Und was ist mit The Animated Series?
Zurzeit sind Star Trek: The Animated Series die einzige wirkliche Ausnahme auf Memory Alpha gegenüber dem offiziellen Paramount-Canon. Während TAS offiziell vom Studio als apokryph erklärt wurde, hält Memory Alpha sie für zu bedeutend, als dass man sie weglassen könnte. TAS wurde von denselben Leuten wie TOS gemacht, und ist sicherlich nicht vollständig inkompatibel mit den Realfilmen. Kurzum: Memory Alpha betrachtet The Animated Series als canon.
Warum seid ihr bei der „Kanonität“ so verbissen?
Bis Memory Alpha ein größeres Fundament an Artikeln als Referenzquelle entwickelt hat, wollen wir die größtmögliche Verlässlichkeit für Leser und Beitragende bieten. Das bedeutet, dass wir nur Artikel akzeptieren, die am gebräuchlichsten sind – und im Trek-Universum ist das, was Roddenberry als canon definiert.
Da gibt es Leute, die nur canon akzeptieren, weil sie die Enzyklopädie der Okudas in- und auswendig können oder weil sie eben nichts anderes anerkennen. Dann wiederum gibt es Leute, die canon und fandom nach Belieben mixen, entweder weil sie nicht so viel wissen und alles glauben, was ihnen vorgesetzt wird oder weil sie ihrer Kreativität freien Lauf lassen wollen, unbehindert durch den strikten aber in sich widersprüchlichen canon der Produzenten. Wir kennen beide Sorten Fans und alle Zwischenschattierungen.

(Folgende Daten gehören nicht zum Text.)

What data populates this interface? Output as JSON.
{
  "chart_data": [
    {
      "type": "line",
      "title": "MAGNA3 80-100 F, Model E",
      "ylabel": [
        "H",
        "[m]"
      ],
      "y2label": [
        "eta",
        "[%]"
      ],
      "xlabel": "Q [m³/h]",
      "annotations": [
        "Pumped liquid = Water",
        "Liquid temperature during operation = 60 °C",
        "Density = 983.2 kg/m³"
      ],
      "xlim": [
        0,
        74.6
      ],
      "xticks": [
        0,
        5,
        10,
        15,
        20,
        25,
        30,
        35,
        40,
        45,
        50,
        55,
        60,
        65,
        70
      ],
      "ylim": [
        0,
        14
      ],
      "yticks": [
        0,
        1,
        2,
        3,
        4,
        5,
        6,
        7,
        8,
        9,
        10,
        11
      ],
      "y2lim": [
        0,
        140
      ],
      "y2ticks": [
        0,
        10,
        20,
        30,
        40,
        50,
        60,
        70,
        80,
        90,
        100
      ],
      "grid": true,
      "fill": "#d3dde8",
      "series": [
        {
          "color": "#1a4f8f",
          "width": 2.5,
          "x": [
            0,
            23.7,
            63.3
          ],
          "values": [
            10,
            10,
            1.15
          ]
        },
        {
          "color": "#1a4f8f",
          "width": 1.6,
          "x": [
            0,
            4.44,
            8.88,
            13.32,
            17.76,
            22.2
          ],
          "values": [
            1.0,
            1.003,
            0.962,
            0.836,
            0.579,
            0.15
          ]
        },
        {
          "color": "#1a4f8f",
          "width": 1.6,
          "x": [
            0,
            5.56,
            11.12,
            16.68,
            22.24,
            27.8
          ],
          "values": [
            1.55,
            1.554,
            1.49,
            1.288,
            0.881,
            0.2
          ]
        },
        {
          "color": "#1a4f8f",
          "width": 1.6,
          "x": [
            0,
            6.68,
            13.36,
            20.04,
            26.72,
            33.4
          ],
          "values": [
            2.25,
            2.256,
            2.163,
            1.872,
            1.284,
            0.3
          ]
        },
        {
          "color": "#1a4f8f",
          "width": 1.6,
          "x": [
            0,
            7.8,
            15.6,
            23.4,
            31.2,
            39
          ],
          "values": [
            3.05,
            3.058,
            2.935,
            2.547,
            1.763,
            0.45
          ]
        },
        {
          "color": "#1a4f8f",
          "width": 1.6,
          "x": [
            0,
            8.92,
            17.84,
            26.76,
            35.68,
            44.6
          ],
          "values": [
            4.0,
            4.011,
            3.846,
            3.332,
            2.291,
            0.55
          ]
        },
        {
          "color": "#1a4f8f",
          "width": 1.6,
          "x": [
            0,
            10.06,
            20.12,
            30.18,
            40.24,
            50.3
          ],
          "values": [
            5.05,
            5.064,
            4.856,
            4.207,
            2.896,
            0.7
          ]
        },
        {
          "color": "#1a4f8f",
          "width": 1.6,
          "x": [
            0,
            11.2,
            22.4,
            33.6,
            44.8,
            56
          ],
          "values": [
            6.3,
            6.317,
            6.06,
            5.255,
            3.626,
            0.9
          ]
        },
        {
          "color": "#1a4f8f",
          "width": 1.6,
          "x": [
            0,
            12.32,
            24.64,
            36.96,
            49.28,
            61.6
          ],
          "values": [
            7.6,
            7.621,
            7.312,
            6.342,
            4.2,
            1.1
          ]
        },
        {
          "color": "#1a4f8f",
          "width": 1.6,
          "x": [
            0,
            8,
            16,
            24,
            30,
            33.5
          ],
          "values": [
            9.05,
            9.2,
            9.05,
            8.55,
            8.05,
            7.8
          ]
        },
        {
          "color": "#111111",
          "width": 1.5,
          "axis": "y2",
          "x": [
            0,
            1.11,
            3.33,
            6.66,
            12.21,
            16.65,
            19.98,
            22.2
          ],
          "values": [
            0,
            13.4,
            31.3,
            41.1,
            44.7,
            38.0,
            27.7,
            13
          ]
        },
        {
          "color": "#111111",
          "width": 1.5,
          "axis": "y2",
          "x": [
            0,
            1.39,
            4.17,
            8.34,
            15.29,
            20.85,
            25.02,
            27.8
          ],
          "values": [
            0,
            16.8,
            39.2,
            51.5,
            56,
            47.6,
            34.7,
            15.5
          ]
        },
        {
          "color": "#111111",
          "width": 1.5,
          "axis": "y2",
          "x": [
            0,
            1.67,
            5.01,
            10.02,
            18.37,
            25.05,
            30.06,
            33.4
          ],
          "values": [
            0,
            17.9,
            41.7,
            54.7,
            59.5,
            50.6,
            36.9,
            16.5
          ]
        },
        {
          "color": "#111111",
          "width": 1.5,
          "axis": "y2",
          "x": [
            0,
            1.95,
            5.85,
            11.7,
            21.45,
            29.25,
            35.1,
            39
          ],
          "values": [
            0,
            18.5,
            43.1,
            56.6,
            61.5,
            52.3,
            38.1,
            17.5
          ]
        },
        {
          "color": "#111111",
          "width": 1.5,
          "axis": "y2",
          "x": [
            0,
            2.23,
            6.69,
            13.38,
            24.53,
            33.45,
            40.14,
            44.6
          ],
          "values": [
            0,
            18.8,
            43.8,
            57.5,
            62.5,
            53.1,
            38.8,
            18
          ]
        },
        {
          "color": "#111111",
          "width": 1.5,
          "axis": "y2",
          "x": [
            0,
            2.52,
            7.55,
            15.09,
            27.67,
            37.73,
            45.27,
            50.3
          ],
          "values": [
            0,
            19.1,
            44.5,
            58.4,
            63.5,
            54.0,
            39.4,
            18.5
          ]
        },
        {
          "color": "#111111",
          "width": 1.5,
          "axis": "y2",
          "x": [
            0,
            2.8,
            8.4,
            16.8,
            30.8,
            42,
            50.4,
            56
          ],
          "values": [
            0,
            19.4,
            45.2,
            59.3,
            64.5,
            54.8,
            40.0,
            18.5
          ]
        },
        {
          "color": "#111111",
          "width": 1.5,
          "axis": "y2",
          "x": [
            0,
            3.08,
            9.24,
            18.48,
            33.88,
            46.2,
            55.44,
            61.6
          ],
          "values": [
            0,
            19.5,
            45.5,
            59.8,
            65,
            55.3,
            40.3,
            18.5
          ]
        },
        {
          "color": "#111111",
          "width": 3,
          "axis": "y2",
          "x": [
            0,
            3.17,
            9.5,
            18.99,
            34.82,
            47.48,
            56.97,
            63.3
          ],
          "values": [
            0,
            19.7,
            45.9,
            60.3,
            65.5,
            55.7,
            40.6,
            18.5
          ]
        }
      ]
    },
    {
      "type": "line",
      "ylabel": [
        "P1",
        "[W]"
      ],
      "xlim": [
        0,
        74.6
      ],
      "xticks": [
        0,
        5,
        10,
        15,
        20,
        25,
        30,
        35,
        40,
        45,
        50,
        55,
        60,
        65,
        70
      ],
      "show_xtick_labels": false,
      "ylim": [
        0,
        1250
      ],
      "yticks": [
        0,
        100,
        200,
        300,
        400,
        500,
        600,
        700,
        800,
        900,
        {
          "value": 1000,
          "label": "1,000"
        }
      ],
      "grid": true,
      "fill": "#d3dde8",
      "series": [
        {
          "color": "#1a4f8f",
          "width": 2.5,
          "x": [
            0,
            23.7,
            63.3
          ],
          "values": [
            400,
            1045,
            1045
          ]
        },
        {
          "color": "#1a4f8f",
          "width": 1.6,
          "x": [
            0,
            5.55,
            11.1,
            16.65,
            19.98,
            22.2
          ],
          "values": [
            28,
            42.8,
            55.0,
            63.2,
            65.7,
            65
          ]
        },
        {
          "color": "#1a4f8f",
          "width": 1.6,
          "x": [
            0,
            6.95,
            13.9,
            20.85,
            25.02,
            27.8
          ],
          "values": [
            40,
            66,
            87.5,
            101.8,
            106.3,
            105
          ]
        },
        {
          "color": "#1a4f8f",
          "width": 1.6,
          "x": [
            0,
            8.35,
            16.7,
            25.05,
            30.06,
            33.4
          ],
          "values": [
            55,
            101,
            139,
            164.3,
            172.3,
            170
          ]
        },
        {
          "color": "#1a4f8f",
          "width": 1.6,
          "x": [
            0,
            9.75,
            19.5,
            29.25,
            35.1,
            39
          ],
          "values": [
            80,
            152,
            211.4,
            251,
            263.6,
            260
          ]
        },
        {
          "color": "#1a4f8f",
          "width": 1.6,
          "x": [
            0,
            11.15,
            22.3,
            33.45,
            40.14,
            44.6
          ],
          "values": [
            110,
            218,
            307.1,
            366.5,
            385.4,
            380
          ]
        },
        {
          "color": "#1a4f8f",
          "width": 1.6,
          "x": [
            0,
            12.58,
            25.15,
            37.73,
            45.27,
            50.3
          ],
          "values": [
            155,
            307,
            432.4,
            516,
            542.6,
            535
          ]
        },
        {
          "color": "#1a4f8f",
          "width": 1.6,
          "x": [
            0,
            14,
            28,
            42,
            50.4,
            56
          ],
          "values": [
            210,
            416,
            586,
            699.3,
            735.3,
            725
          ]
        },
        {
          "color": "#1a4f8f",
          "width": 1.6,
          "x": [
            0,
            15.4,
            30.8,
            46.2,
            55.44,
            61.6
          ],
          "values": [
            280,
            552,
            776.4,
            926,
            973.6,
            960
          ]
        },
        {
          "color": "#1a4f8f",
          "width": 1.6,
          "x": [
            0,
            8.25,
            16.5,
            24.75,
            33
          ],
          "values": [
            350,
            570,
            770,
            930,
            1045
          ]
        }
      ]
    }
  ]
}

Typisch ist die Situation, dass ein paar Leute in einem Forum über die Zahl der Triebwerke auf canon Raumschiffen diskutieren und irgendjemand wirft ein, dass die Schiffe der Federation-Klasse und der Saladin-Klasse (aus Franz Josephs Star Fleet Technical Manual) eine ungerade Anzahl von Triebwerken haben. Das Ergebnis ist eine nutzlose Diskussion über den Begriff „canon“, über den Wert von canon, über die Autorität von Roddenberry, Okuda, Paramount oder Taschenbüchern, über Bücher, die als canon angesehen werden sollten, weil sie von Jeri Taylor geschrieben wurden, über Colonel West und die Starfleet Marines und so weiter. Da wir solche Diskussionen satt haben, richten wir uns nach den Produzenten und übernehmen ihre Definition von canon (aber nicht notwendigerweise alles was sie behaupten), während wir jeden dazu ermuntern wollen, in seinem persönlichen Star-Trek-Universum aufzunehmen, was immer er will.

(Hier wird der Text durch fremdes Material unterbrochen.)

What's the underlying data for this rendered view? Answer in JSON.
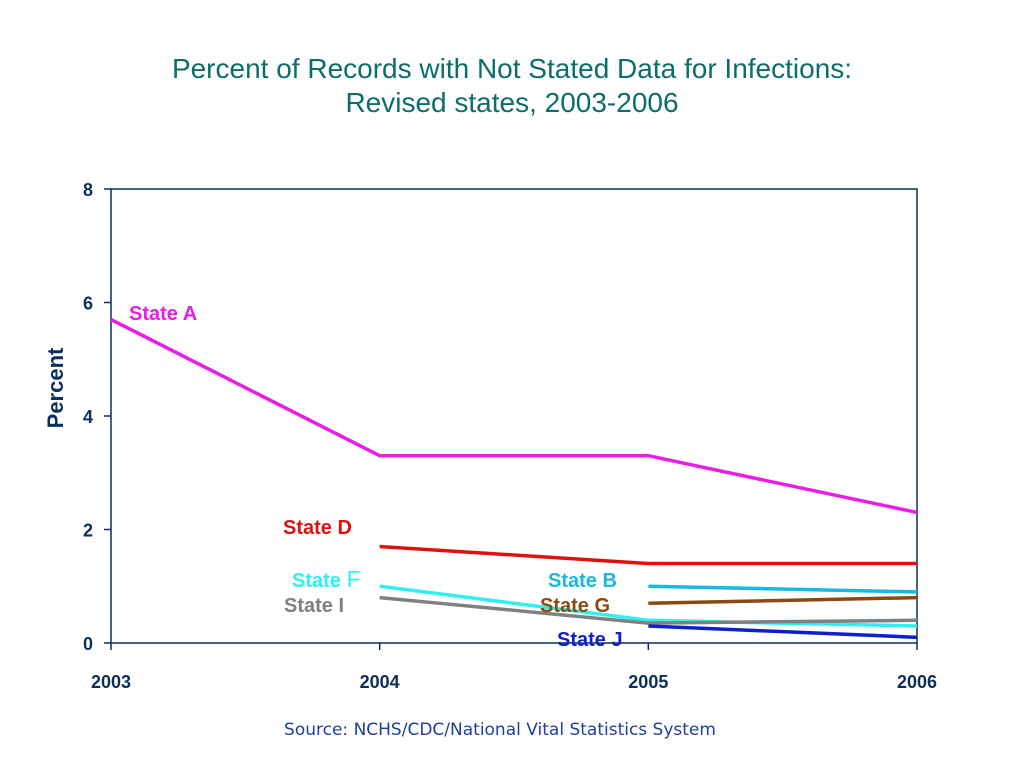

Wir würden niemals auf diese ganzen weltweiten Fan-Produktionen verzichten wollen, weil sie dieses Universum wirklich bereichern, ob wir jetzt daran „glauben“ oder nicht. Wir können wohl weder denen helfen, für die es nichts gibt, was nicht von Paramount stammt, noch, das andere Extrem, denen, die sich um die Idee von Star Trek nicht scheren und aus der Sternenflotte eine Militärorganisation mit waffenstarrenden Kriegsschiffen machen. Für alle dazwischen ist canon eine gemeinsame Basis. Alles andere bleibt unserer Phantasie, unserer Toleranz und am besten einem gegenseitigen Einvernehmen vorbehalten. Es gibt immer eine Möglichkeit!